As for the question is it nasal or not - it's more a matter of classification/definition rather than actual difference in opinions about how it's articulated. I mean, probably most phoneticians will agree on the way it is articulated but it's just that they explain it in different terms. It's hard to give discrete/differentiated definitions about linguistic matters when things in linguistics usually exhibit a continuous spectrum of possibilities. Let's say it's a nasal that's in the process of losing its nasality :)
OP gumishu 11 | 5,016
18 Jan 2012 #3
hey'll tell you that it's actually /e/ followed by something like a nasal glide. A glide is something like the /j/ sound as in the name Maya.

the 'w' ('ł', short u)) is the glide in this case that is made nasal not the 'y' ('j') - but overall your knowlegde is impressive (definitely way more structured than mine - you must be seriously studying Polish, aren't you?)

Let's say it's a nasal that's in the process of losing its nasality :)

Polish people can perfectly pronounce nasal vowels - the thing is it slows down the speech (it's also called hypercorrect pronounciation because noone speaks that way normally) - and in our normal ways of speech the articulation becomes 'asynchronous' (more or less) where you can more or less distinguish a clear vowel and a nasal glide - as for losing nasality - it's been losing nasality for ages so I don't expect it to lose nasality altogether (not in the age when language patterns are reinforced by the TV)

First of all - same/different and nasal/not nasal are two distinct questions. Obviously it could be pronounced differently whether or not it is nasal.
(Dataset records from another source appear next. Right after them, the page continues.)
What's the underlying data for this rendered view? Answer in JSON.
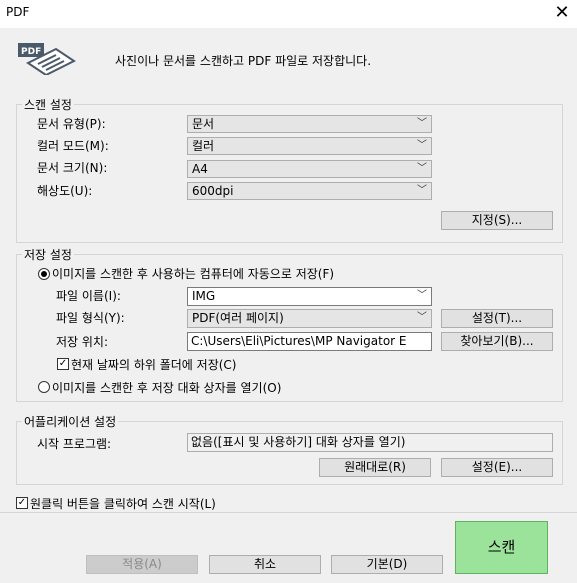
{
  "window": {
    "title": "PDF"
  },
  "header": {
    "description": "사진이나 문서를 스캔하고 PDF 파일로 저장합니다."
  },
  "scan_settings": {
    "group_label": "스캔 설정",
    "doc_type_label": "문서 유형(P):",
    "doc_type_value": "문서",
    "color_mode_label": "컬러 모드(M):",
    "color_mode_value": "컬러",
    "doc_size_label": "문서 크기(N):",
    "doc_size_value": "A4",
    "resolution_label": "해상도(U):",
    "resolution_value": "600dpi",
    "specify_button": "지정(S)..."
  },
  "save_settings": {
    "group_label": "저장 설정",
    "radio_auto_save": "이미지를 스캔한 후 사용하는 컴퓨터에 자동으로 저장(F)",
    "file_name_label": "파일 이름(I):",
    "file_name_value": "IMG",
    "file_type_label": "파일 형식(Y):",
    "file_type_value": "PDF(여러 페이지)",
    "settings_t_button": "설정(T)...",
    "save_location_label": "저장 위치:",
    "save_location_value": "C:\\Users\\Eli\\Pictures\\MP Navigator E",
    "browse_button": "찾아보기(B)...",
    "subfolder_check": "현재 날짜의 하위 폴더에 저장(C)",
    "radio_open_dialog": "이미지를 스캔한 후 저장 대화 상자를 열기(O)"
  },
  "app_settings": {
    "group_label": "어플리케이션 설정",
    "start_program_label": "시작 프로그램:",
    "start_program_value": "없음([표시 및 사용하기] 대화 상자를 열기)",
    "restore_button": "원래대로(R)",
    "settings_e_button": "설정(E)..."
  },
  "footer": {
    "one_click_check": "원클릭 버튼을 클릭하여 스캔 시작(L)",
    "apply_button": "적용(A)",
    "cancel_button": "취소",
    "default_button": "기본(D)",
    "scan_button": "스캔"
  }
}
this is also true - you recognize the issue very well

anyway in Stenka the 'e' vowel is not discerneably nasal coloured - what is more the 'n' when pronounced in Polish is quite unlike the 'n' that English people use in 'nk' groups (as in 'bank') (I don't know how to go about entering the IPA signs - but I'm sure you know what I mean)
exonie 1 | 4
18 Jan 2012 #4
i was giving /j/ as an example of a glide in general because it's better known, didn't mean it's the glide when articulating <ę> :)

hmm, didn't actually know how the Polish pronounce <n>, honestly those nasals sound the same to me..

And you are right - media and i should add - education, are killing language evolution. for the better or not.. i think that if we are to get so conscious about our language and disrupt natural evolution then we should take control of it ourselves and make it better. but instead, people oppose any changes to the language. i like Esperanto :)
Polonius3 1,000 | 12,448
22 Jul 2013 #5
Stenka is pronounced with a full n sound, whilst Stęka would not be nasal but would sound as if spelt Steńka.